Not according to these articles;
At worst some workers had to work for a few months before they could go back to their families. At best, they were all willing volunteers that happily built the pyramids as an offering to their Pharaoh and gods.
Zahi Hawass said the discovery dismissed the popular perception as depicted by Hollywood of the pyramids being the fruit of the labour of slaves toiling away in the desert.
"These tombs were built beside the king's pyramid, which indicates that these people were not by any means slaves," he said on Sunday. "If they were slaves, they would not have been able to build their tombs beside their king's."
He said the collection of workers' tombs, some of which were first detected in the 1990s, were among the most significant finds in the 20th and 21st centuries. They belonged to workers who built the pyramids of Khufu and Khafre.
Mr Hawass had earlier found graffiti on the walls from workers calling themselves "friends of Khufu" - another sign that they were not slaves.
The tombs, on the Giza plateau on the western edge of Cairo, are 4,510 years old and lie at the entrance of a half-mile-long necropolis.
Mr Hawass said evidence had been found showing that farmers in the Delta and Upper Egypt had sent 21 buffalo and 23 sheep to the plateau every day to feed the builders, believed to number around 10,000 - or about a tenth of the Greek historian Herodotus's estimate of 100,000.
These farmers were exempted from paying taxes to the government of ancient Egypt - evidence that he said underscored the fact they were participating in a national project.
The first discovery of workers' tombs in 1990 came about accidentally when a horse stumbled on a brick structure 10 yards away from the burial area.

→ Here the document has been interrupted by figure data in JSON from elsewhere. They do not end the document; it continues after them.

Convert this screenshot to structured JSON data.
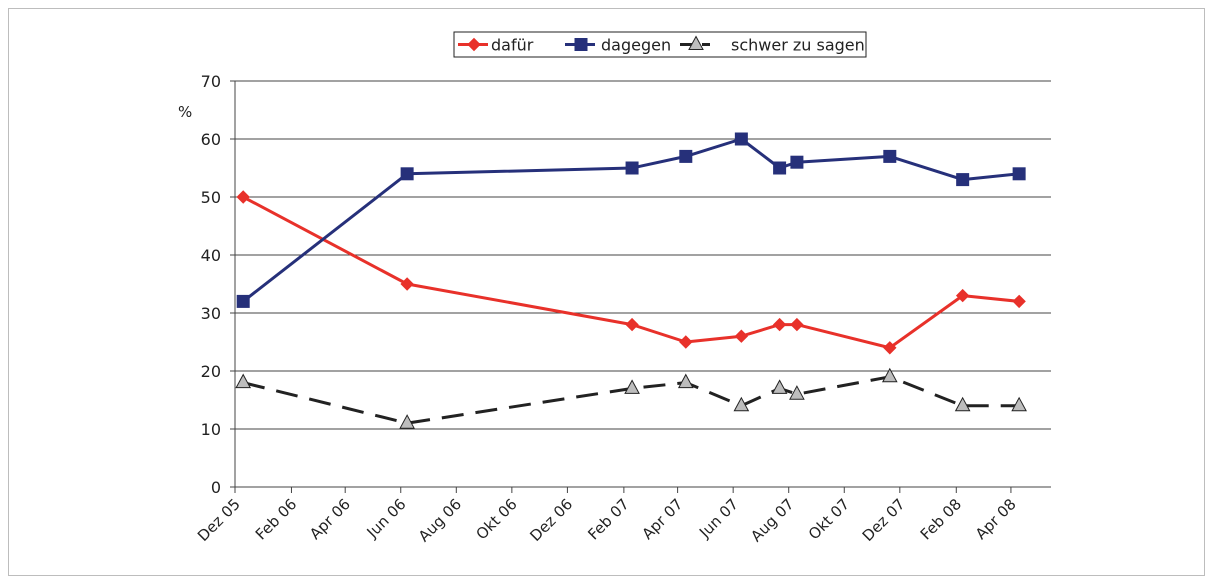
{
  "chart_data": {
    "type": "line",
    "title": "",
    "ylabel": "%",
    "ylim": [
      0,
      70
    ],
    "yticks": [
      0,
      10,
      20,
      30,
      40,
      50,
      60,
      70
    ],
    "grid": true,
    "legend_position": "top",
    "x_tick_labels": [
      "Dez 05",
      "Feb 06",
      "Apr 06",
      "Jun 06",
      "Aug 06",
      "Okt 06",
      "Dez 06",
      "Feb 07",
      "Apr 07",
      "Jun 07",
      "Aug 07",
      "Okt 07",
      "Dez 07",
      "Feb 08",
      "Apr 08"
    ],
    "x": [
      "2005-12-10",
      "2006-06-08",
      "2007-02-10",
      "2007-04-10",
      "2007-06-10",
      "2007-07-22",
      "2007-08-10",
      "2007-11-20",
      "2008-02-08",
      "2008-04-10"
    ],
    "series": [
      {
        "name": "dafür",
        "color": "#e8312a",
        "marker": "diamond",
        "dash": "solid",
        "values": [
          50,
          35,
          28,
          25,
          26,
          28,
          28,
          24,
          33,
          32
        ]
      },
      {
        "name": "dagegen",
        "color": "#26307a",
        "marker": "square",
        "dash": "solid",
        "values": [
          32,
          54,
          55,
          57,
          60,
          55,
          56,
          57,
          53,
          54
        ]
      },
      {
        "name": "schwer zu sagen",
        "color": "#222222",
        "marker": "triangle",
        "dash": "dashed",
        "values": [
          18,
          11,
          17,
          18,
          14,
          17,
          16,
          19,
          14,
          14
        ]
      }
    ]
  }
}
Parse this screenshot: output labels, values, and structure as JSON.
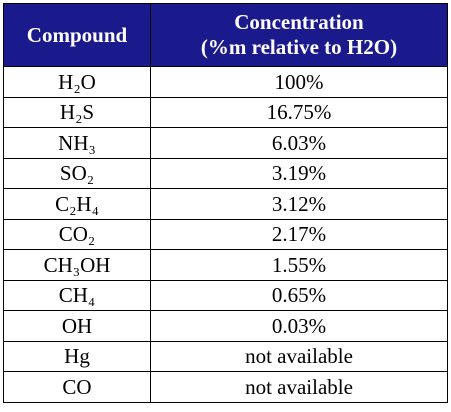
{
  "table": {
    "header": [
      "Compound",
      [
        "Concentration",
        "(%m relative to H2O)"
      ]
    ],
    "rows": [
      [
        "H₂O",
        "100%"
      ],
      [
        "H₂S",
        "16.75%"
      ],
      [
        "NH₃",
        "6.03%"
      ],
      [
        "SO₂",
        "3.19%"
      ],
      [
        "C₂H₄",
        "3.12%"
      ],
      [
        "CO₂",
        "2.17%"
      ],
      [
        "CH₃OH",
        "1.55%"
      ],
      [
        "CH₄",
        "0.65%"
      ],
      [
        "OH",
        "0.03%"
      ],
      [
        "Hg",
        "not available"
      ],
      [
        "CO",
        "not available"
      ]
    ]
  }
}
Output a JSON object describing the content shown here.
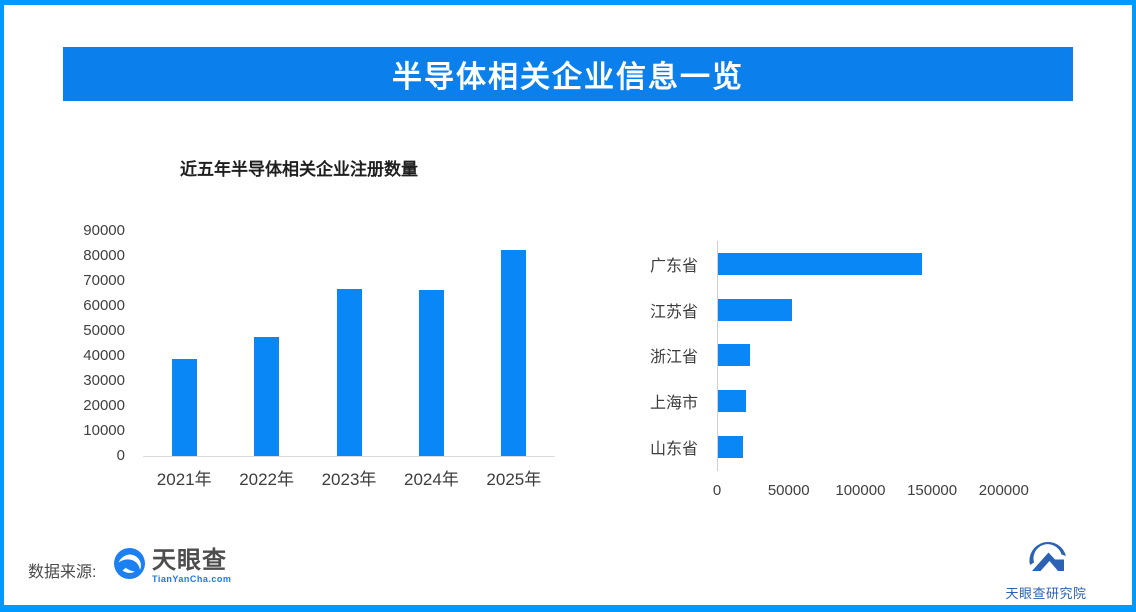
{
  "header": {
    "title": "半导体相关企业信息一览"
  },
  "colors": {
    "frame": "#0099ff",
    "banner": "#0b80ec",
    "bar": "#0a87f6",
    "axis_line": "#d9d9d9",
    "tick_text": "#404040",
    "site_link_blue": "#1a7ce8",
    "institute_blue": "#2b62b4"
  },
  "chart_data": [
    {
      "type": "bar",
      "orientation": "vertical",
      "title": "近五年半导体相关企业注册数量",
      "categories": [
        "2021年",
        "2022年",
        "2023年",
        "2024年",
        "2025年"
      ],
      "values": [
        39000,
        47500,
        67000,
        66500,
        82500
      ],
      "xlabel": "",
      "ylabel": "",
      "ylim": [
        0,
        90000
      ],
      "yticks": [
        0,
        10000,
        20000,
        30000,
        40000,
        50000,
        60000,
        70000,
        80000,
        90000
      ],
      "grid": false,
      "legend": false
    },
    {
      "type": "bar",
      "orientation": "horizontal",
      "title": "",
      "categories": [
        "广东省",
        "江苏省",
        "浙江省",
        "上海市",
        "山东省"
      ],
      "values": [
        143000,
        52500,
        23000,
        20500,
        18000
      ],
      "xlabel": "",
      "ylabel": "",
      "xlim": [
        0,
        235000
      ],
      "xticks": [
        0,
        50000,
        100000,
        150000,
        200000
      ],
      "grid": false,
      "legend": false
    }
  ],
  "footer": {
    "source_label": "数据来源:",
    "tianyancha_name": "天眼查",
    "tianyancha_site": "TianYanCha.com",
    "institute_name": "天眼查研究院"
  }
}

http://www.telegraph.co.uk/news/worldnews/africaandindianocean/egypt/6962860/Pyramids-not-built-by-slaves.html
But, in a complete reversal of the story of oppression told by Herodotus, Lehner and Hawass have suggested that the labourers may have been volunteers. Zahi Hawass believes that the symbolism of the pyramid was already strong enough to encourage people to volunteer for the supreme national project. Mark Lehner has gone further, comparing pyramid building to American Amish barn raising, which is done on a volunteer basis. He might equally well have compared it to the staffing of archaeological digs, which tend to be manned by enthusiastic, unpaid volunteers supervised by a few paid professionals.
http://www.bbc.co.uk/history/ancient/egyptians/pyramid_builders_01.shtml
I didn't know you were an Egyptologist KKKynes!? When did you get time to study the pyramids in between making all your implicit and explicit, racially motivated, hate mongering posts on RIU?